M: "Before the journey I thought a lot how it would be to stand with very malnutritioned children, without the filter that we have at home. And with filter I mean, what we see on the news, in the papers and on the net. It's terrible to see these pictures, but it's even more terrible to be with those people who are affected. Eeh... as a mother, father, young woman or old man it affects all of us deeply. But I wasn't thinking about my children when I was there, because it was those I was with at that time that mattered".
Q: As a member of DRF, you get a lot of offers from charity organisations to help, what made the Crown Princess decide to go to east Africa right now?
M: "Because it's important, it's important that we maintain focus on the humanitarian disaster, that we continue to help and that we dedicate ourselves. Not just now, by buying supplies, but also on a long term basis. Also on a long term basis, because only then can we help the peoples to be more prepared against such a disaster (**) happening again and again".
Q: Finally I would like to know how you look at the difference between the condition where your are, with plight, suffering, hunger and death and how we are here at home?
M: "It's indescribable. You cannot compare that in any way".
Q: Thank you for taking part here tonight from east Africa, Your Royal Highness, Crown Princess Mary.
(*) They are litterally pouring across the border from Somalia, in particularly from the area controlled by the extremist Islamic government, which refuse to allow relief organisations access. They cannot go to Ethiopia, because that area is desert.
And you know the really horrible thing? In about three years time they'll starve again. The distaster is ecological, as well as climatic but first and foremost it's caused by humans.

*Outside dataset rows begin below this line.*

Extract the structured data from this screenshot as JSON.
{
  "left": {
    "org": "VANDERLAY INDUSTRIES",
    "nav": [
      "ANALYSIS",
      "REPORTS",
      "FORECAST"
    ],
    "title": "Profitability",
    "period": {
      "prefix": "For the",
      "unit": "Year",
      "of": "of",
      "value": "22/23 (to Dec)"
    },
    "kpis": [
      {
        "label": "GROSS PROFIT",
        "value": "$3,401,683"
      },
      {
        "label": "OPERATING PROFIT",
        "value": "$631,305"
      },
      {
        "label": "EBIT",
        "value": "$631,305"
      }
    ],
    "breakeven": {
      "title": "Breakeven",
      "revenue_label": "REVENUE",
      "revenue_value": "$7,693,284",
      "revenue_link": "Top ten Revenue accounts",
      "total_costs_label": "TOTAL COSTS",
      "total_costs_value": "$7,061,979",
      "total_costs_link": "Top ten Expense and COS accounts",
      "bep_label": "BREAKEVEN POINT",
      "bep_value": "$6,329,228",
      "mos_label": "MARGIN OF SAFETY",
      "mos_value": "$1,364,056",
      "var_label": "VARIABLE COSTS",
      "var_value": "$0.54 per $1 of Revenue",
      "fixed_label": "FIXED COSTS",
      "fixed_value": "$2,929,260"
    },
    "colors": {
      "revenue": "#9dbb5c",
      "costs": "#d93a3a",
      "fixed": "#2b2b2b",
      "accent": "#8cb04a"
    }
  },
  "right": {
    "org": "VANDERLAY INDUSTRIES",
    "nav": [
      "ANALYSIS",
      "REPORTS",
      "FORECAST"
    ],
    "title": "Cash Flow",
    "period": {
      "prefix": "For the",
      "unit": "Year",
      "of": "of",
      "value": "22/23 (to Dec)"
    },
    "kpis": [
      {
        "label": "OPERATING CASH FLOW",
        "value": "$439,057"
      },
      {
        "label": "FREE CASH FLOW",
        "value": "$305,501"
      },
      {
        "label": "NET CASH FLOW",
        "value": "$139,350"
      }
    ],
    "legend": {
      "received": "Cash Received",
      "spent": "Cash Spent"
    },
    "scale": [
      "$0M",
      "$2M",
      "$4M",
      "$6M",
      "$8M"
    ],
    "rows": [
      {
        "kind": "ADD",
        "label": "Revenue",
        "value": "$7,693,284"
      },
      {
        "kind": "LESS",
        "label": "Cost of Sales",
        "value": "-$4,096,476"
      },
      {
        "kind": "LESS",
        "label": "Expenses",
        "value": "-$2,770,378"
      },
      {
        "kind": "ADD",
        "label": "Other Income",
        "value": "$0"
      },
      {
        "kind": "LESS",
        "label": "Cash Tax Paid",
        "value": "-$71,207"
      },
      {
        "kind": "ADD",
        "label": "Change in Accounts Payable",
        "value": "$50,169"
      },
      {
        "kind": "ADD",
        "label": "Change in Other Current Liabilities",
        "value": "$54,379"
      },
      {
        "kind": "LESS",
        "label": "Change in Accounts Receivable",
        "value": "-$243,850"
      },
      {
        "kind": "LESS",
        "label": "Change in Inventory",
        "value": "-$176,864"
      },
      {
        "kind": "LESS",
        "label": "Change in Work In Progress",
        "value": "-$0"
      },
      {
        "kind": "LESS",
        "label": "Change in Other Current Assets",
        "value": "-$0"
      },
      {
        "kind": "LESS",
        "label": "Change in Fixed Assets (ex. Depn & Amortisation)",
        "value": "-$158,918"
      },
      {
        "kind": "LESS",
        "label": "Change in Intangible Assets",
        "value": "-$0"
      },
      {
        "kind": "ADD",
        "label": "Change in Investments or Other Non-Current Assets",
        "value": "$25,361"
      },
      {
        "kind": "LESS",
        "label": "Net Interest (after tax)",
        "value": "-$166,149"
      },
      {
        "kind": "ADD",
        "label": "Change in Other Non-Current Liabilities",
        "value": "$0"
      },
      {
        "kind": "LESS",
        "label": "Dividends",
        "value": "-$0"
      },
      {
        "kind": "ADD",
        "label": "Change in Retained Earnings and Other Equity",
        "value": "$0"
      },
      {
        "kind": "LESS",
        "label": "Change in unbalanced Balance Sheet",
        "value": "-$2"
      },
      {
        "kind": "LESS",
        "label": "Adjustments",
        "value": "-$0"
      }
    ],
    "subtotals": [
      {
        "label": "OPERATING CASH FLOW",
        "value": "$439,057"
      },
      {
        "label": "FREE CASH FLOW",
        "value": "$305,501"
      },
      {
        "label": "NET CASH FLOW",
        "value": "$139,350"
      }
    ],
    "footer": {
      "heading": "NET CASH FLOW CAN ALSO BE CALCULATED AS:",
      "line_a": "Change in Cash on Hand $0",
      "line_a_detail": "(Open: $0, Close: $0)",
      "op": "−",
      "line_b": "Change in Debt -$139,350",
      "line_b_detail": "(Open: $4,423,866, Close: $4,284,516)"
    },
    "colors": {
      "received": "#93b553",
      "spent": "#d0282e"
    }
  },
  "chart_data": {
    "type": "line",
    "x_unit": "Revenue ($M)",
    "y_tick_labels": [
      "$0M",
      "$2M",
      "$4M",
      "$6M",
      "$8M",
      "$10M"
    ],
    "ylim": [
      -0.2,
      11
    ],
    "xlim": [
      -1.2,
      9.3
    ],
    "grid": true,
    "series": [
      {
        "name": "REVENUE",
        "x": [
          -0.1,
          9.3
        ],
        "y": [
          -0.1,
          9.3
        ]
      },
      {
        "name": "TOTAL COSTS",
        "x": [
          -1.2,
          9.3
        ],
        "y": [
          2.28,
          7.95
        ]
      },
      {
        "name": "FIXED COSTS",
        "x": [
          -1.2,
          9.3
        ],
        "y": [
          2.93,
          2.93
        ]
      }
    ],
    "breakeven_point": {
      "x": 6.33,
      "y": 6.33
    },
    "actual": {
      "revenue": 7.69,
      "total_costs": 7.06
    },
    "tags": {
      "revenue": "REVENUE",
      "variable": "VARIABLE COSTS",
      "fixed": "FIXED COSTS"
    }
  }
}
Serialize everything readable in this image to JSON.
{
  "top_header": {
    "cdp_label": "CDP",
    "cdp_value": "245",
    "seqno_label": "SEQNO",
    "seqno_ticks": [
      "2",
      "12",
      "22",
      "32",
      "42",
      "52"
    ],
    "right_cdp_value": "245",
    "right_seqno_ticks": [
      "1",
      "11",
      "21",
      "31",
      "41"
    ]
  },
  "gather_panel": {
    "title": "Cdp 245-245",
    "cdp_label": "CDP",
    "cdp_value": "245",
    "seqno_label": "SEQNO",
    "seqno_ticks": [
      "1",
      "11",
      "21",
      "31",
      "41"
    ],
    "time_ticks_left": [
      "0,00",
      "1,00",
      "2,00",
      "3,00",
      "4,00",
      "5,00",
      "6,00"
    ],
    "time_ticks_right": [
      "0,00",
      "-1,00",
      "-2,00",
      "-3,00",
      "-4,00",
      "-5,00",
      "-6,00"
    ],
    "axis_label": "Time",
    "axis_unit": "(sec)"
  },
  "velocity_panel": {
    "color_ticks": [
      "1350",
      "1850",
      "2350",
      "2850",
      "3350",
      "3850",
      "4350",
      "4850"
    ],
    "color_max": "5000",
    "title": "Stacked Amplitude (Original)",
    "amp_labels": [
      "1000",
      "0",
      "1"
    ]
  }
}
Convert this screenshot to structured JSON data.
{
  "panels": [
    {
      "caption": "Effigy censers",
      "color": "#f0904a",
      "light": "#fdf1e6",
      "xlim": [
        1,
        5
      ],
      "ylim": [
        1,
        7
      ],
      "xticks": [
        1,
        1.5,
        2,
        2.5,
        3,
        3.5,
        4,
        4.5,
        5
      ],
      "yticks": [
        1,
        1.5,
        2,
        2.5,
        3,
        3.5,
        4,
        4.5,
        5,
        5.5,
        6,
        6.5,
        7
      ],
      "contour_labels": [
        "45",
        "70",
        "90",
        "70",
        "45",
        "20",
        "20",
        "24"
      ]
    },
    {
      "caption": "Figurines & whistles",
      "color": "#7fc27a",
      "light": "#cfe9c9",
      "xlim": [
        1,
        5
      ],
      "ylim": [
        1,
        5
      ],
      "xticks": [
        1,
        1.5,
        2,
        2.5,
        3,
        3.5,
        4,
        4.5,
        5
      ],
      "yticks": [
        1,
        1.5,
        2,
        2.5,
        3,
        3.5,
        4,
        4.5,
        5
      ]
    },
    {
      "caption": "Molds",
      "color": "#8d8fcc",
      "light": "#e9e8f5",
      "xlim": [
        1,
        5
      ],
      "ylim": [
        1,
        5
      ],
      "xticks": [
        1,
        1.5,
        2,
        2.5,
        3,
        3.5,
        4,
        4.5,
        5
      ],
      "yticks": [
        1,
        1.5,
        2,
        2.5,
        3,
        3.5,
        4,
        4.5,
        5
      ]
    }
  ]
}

It doesn't help that the local rulers believe that cannons and tanks are much better than schools, infrastructure and new acricultural methods.
(**) I'm making what she said more clear, as Mary is obviously tired and affected and that means her accent is very distinct indeed and she makes basic grammatical mistakes.
- From a personal point of view, this also means something special to me. I was a UN peacekeeper in the mid 90's and as a medic I sometimes went to interrim refugee camps, because there were hardly any local doctors or nurses left, they had either fled or been conscripted to the armies.
Some of the things there affect me to this day and Mary will have flashbacks too. I'm actually a little concerned for her, because in contrast to us and present day relief workes she's hardly prepared. She will hardly know how to deal with her reactions. She will have problems with some of her reactions. I doubt she has been told that abnormal reactions are actually normal.